How is it that a centralized exchange could trigger a global settlement cascade, briefly breaking the price of all protocols? This is not a "black swan"; this is a design flaw.

Let's briefly recap the events of that day:

Binance used its own oracle — causing stablecoins to lose their peg. This triggered a relatively small but manageable liquidation chain. The real chaos started with their API going mysteriously offline. Delta-neutral market makers suddenly couldn't hedge on the main OTC. Unable to hedge, they had to pull their liquidity from both CEX and DEX. Liquidity vanished, and prices plummeted instantly.

And the whole industry? A chorus of celebration. "Zero defaults!” “Perfect liquidation execution!”

Great, the protocols didn't die, but the users did.

Protecting protocols is crucial, that's clear. But "protecting the protocol" is not the same as "protecting the traders." If we want broader adoption, higher legitimacy, and for the crypto industry to continue to grow without being strangled by regulation, then we must build genuine consumer protections at a systemic level.

TradFi has circuit breakers, market maker obligations, structural safeguards. What does the crypto industry have? Hope. And a manual that says, "Good luck!”

So why did I leave HyperLiquid? Because I choose to support teams actively addressing these design flaws, not just observing the issues.

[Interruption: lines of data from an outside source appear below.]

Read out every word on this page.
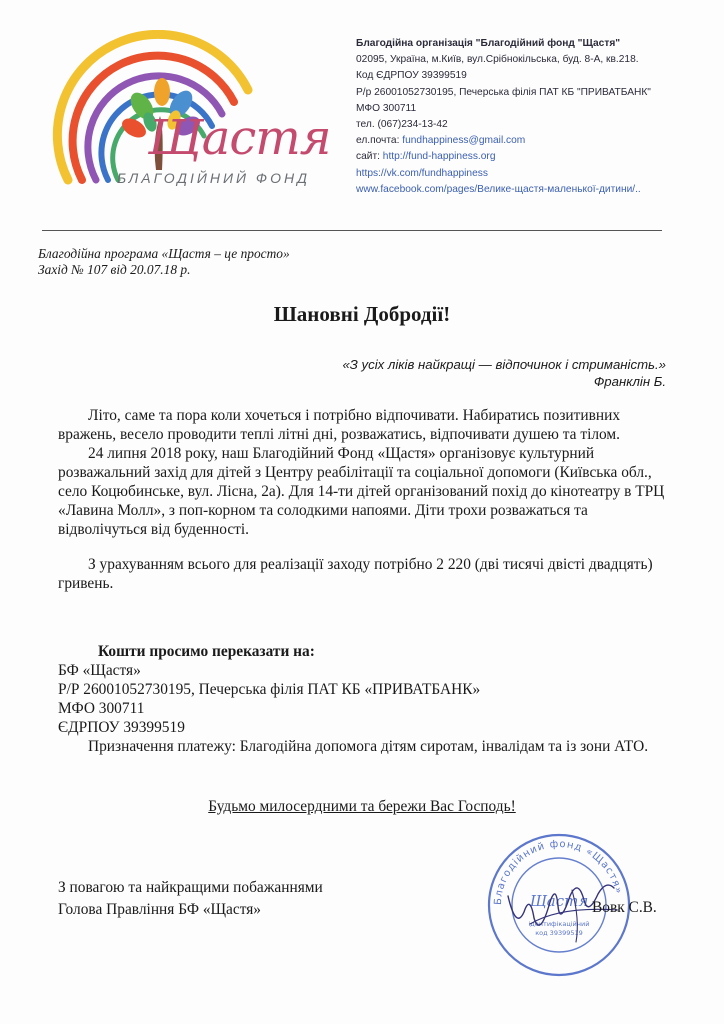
Щастя
БЛАГОДІЙНИЙ ФОНД
Благодійна організація "Благодійний фонд "Щастя"
02095, Україна, м.Київ, вул.Срібнокільська, буд. 8-А, кв.218.
Код ЄДРПОУ 39399519
Р/р 26001052730195, Печерська філія ПАТ КБ "ПРИВАТБАНК"
МФО 300711
тел. (067)234-13-42
ел.почта: fundhappiness@gmail.com
сайт: http://fund-happiness.org
https://vk.com/fundhappiness
www.facebook.com/pages/Велике-щастя-маленької-дитини/..
Благодійна програма «Щастя – це просто»
Захід № 107 від 20.07.18 р.
Шановні Добродії!
«З усіх ліків найкращі — відпочинок і стриманість.»
Франклін Б.

Літо, саме та пора коли хочеться і потрібно відпочивати. Набиратись позитивних вражень, весело проводити теплі літні дні, розважатись, відпочивати душею та тілом.

24 липня 2018 року, наш Благодійний Фонд «Щастя» організовує культурний розважальний захід для дітей з Центру реабілітації та соціальної допомоги (Київська обл., село Коцюбинське, вул. Лісна, 2а). Для 14-ти дітей організований похід до кінотеатру в ТРЦ «Лавина Молл», з поп-корном та солодкими напоями. Діти трохи розважаться та відволічуться від буденності.

З урахуванням всього для реалізації заходу потрібно 2 220 (дві тисячі двісті двадцять) гривень.

Кошти просимо переказати на:

БФ «Щастя»

Р/Р 26001052730195, Печерська філія ПАТ КБ «ПРИВАТБАНК»

МФО 300711

ЄДРПОУ 39399519

Призначення платежу: Благодійна допомога дітям сиротам, інвалідам та із зони АТО.

Будьмо милосердними та бережи Вас Господь!
Благодійний фонд «Щастя»
Щастя
ідентифікаційний
код 39399519
З повагою та найкращими побажаннями
Голова Правління БФ «Щастя»	Вовк С.В.
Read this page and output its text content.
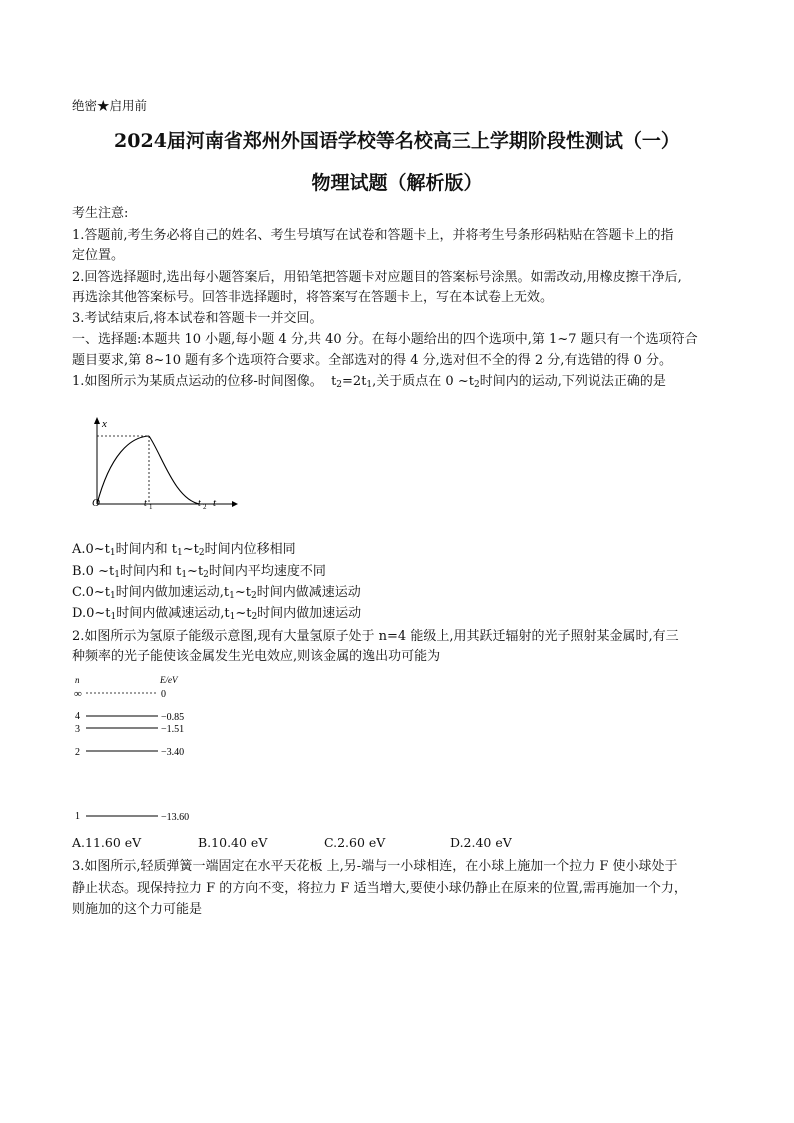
绝密★启用前
2024届河南省郑州外国语学校等名校高三上学期阶段性测试（一）
物理试题（解析版）
考生注意:
1.答题前,考生务必将自己的姓名、考生号填写在试卷和答题卡上，并将考生号条形码粘贴在答题卡上的指
定位置。
2.回答选择题时,选出每小题答案后，用铅笔把答题卡对应题目的答案标号涂黑。如需改动,用橡皮擦干净后,
再选涂其他答案标号。回答非选择题时，将答案写在答题卡上，写在本试卷上无效。
3.考试结束后,将本试卷和答题卡一并交回。
一、选择题:本题共 10 小题,每小题 4 分,共 40 分。在每小题给出的四个选项中,第 1~7 题只有一个选项符合
题目要求,第 8~10 题有多个选项符合要求。全部选对的得 4 分,选对但不全的得 2 分,有选错的得 0 分。
1.如图所示为某质点运动的位移-时间图像。 t2=2t1,关于质点在 0 ~t2时间内的运动,下列说法正确的是
x
O	t 1	t 2 t
A.0~t1时间内和 t1~t2时间内位移相同
B.0 ~t1时间内和 t1~t2时间内平均速度不同
C.0~t1时间内做加速运动,t1~t2时间内做减速运动
D.0~t1时间内做减速运动,t1~t2时间内做加速运动
2.如图所示为氢原子能级示意图,现有大量氢原子处于 n=4 能级上,用其跃迁辐射的光子照射某金属时,有三
种频率的光子能使该金属发生光电效应,则该金属的逸出功可能为
n	E/eV
∞	0
4	−0.85
3	−1.51
2	−3.40
1	−13.60
A.11.60 eV	B.10.40 eV	C.2.60 eV	D.2.40 eV
3.如图所示,轻质弹簧一端固定在水平天花板 上,另-端与一小球相连，在小球上施加一个拉力 F 使小球处于
静止状态。现保持拉力 F 的方向不变，将拉力 F 适当增大,要使小球仍静止在原来的位置,需再施加一个力，
则施加的这个力可能是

I've spoken with Jeff and another member of Core 11. They don't seem to view this as part of the current roadmap. That's their choice, and I respect it.

But it must be said, no one has a perfect solution, no silver bullet. What's important to me is: who is moving toward solutions, not turning a blind eye to problems.

On 10/10, we lost many people. Real lives ended. Real families were torn apart.

The reason was simply... a design flaw that allowed a single entity to control global prices? The crypto industry cannot sweep this under the rug.

Protecting Users Should Not Rely Solely on "Good Luck"

So the question becomes: who is truly building a protection mechanism to avoid the next "Binance-style disaster"?

In Solana, I only found one. Drift's liquidation protection is not magic, nor perfect, but it is real. More importantly, it has proven effective.

It will check: "Has the oracle price deviated more than 50% from the 5-minute TWAP?"

If so, it temporarily halts liquidation. It is this simple logic that has saved many people.

False breakouts are filtered out. The insurance fund catches extreme situations.

It is not a grand philosophical revolution, but it is a crucial step towards rationality.

I am not as clever as Jeff, nor dare I claim to know the best industry-grade solution. But I am a user, and users vote with their funds.

The industry often repeats a phrase: "Protecting the protocol is protecting the traders." But that is not the whole picture. A car is not a complete system without a driver. Both are equally important, forming a marvelous symbiotic relationship.

This article is like a heartbreaking letter to me.

It is not an advertisement for Drift. It is more like a gut-wrenching breakup. Not because love is lost, but because you finally realize that you are heading in different directions.

HL will always be a part of my story. When others ask me where to trade, it will continue to be on my recommended list.

But now, it is time for me to move forward—towards my values, towards my ideals.

And with sincere gratitude, I say to Jeff and the team: "At least we will always have Paris."